Heavyweights considered among the best of all-time

*Fighters are listed in no particular order

Muhammad Ali

56-5 (37 KOs)

Joe Louis

66-3 (52 KOs)

Rocky Marciano

49-0 (43 KOs)

Wladimir Klitschko

64-5 (53 KOs)

Lennox Lewis

41-2-1 (32 KOs)

Jack Dempsey

64-6-9 (5 KOs)

Jack Johnson

68-11-11 (34 KOs)

Joe Frazier

32-4-1 (27 KOs)

George Foreman

76-5 (68 KOs)

Evander Holyfield

44-10-1 (29 KOs)

But that’s only half of the debate. And while the other side of the coin is a bit more of a hipster argument given the unknowns at play (and the imagination one needs to rely upon the eye test), Fury’s case is still pretty strong as far as any mythical matchups are concerned.  

Forget the debate of whether a 6-foot-9 heavyweight with quick feet and an 85-inch reach could compete in any given era.

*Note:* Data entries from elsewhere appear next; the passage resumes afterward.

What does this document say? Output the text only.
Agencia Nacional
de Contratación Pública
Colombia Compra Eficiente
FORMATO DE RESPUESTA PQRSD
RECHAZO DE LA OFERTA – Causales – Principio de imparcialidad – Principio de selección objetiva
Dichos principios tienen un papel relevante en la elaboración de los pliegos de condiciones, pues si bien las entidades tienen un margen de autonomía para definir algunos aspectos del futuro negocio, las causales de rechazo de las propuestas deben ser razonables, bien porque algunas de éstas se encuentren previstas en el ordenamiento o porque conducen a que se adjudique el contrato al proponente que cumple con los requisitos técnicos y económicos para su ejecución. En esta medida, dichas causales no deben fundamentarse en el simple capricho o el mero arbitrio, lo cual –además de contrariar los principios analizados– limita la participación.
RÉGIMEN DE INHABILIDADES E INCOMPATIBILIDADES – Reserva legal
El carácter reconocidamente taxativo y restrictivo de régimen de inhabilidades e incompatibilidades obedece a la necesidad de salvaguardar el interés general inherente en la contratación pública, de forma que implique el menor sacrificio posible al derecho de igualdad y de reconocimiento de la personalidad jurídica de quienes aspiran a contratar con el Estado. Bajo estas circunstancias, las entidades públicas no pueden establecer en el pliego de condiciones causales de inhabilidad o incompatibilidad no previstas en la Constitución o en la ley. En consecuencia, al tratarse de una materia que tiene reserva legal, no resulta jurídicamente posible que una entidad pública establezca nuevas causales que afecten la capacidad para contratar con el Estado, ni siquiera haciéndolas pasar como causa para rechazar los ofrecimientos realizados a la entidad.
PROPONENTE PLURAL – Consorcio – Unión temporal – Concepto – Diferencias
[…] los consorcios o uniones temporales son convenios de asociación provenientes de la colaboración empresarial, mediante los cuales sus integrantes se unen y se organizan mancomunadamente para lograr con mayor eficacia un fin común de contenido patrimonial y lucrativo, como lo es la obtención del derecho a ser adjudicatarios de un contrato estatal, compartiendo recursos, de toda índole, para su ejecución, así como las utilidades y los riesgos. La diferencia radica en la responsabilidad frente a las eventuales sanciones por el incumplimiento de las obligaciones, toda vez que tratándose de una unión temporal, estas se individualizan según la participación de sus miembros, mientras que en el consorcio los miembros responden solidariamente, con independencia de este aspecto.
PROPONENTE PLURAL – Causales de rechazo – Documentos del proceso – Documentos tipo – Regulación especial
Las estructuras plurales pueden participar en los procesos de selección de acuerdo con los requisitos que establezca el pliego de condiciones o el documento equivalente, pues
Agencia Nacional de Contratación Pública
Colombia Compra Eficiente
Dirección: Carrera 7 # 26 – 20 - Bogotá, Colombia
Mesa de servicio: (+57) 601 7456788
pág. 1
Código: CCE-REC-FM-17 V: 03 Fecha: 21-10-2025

Fury is a unicorn even by the standards of the current super heavyweight era, which former champions like Lennox Lewis and Riddick Bowe helped usher in during the 1990s.

Fury can switch stances at will and outbox an opponent just as capably as he can rely on his toughness to stand in and trade against bigger punchers. If there was ever a weakness in Fury’s game beyond his self-sabotaging tendencies outside of the ring, he has even patched up that hole by improving his power and figuring out how to become a knockout threat.  

The juxtaposition of Fury’s size mixed with his pound-for-pound great skill and IQ means he would be a handful for just about every heavyweight from Jack Johnson and Jack Dempsey to Joe Louis and Muhammad Ali, even if you don’t outright favor him to win each one. That’s a currency that goes a long way within boxing debates and could help Fury’s long-term chances, particularly if he should retire unbeaten.

Rocky Marciano once pulled off the same feat when he retired in 1956 at age 31 with a 49-0 record and has routinely sat within the top 10 of history’s best heavyweights. Yet at 5-foot-10 and only 188 pounds, no one is going to believe Marciano could ever compete against modern stars that are so much bigger.  

It’s a problem Fury simply doesn’t have, which is why he needs to be focused from here on out and trying to equal or exceed the resume of the greats like Marciano he would need to pass for entry into heavyweight immortality.  

Which brings us to Fury’s most recent flirtation with walking way again. While his intentions of keeping a potential promise to his wife Paris to retire seem pure, it’s just difficult to believe Fury would ever go through with it.  

A fighting man to his core who claims to be a descendent of bare knuckle champions within his Irish Traveler heritage, Fury is too much of a competitor to vacate his titles after coming this far only to watch somebody else become the first undisputed champion of the four-belt era.  

Fury appears much more interested in going the exhibition route, likely for the suspected windfall of money that could come from a mixed rules bout against UFC heavyweight champion Francis Ngannou. But somewhere along the way, Fury will need to make his own decision about completing the unfinished business still in front of him.  

While he can do nothing to change the past about who he has fought, Fury could improve his all-time argument so much better by committing a few years to active competition in order to add as many elite remaining victories as possible. That starts with the undisputed championship bout that simply can’t be overlooked as a negative strike against him should he decide to hang it up.  

Knowing Fury’s history of going against the current, his next move is truly anybody’s guess. But make no mistake, he’s on the cusp of history thanks to his recent run and he might be the only one who is able to derail that should he decide to maximize his time remaining.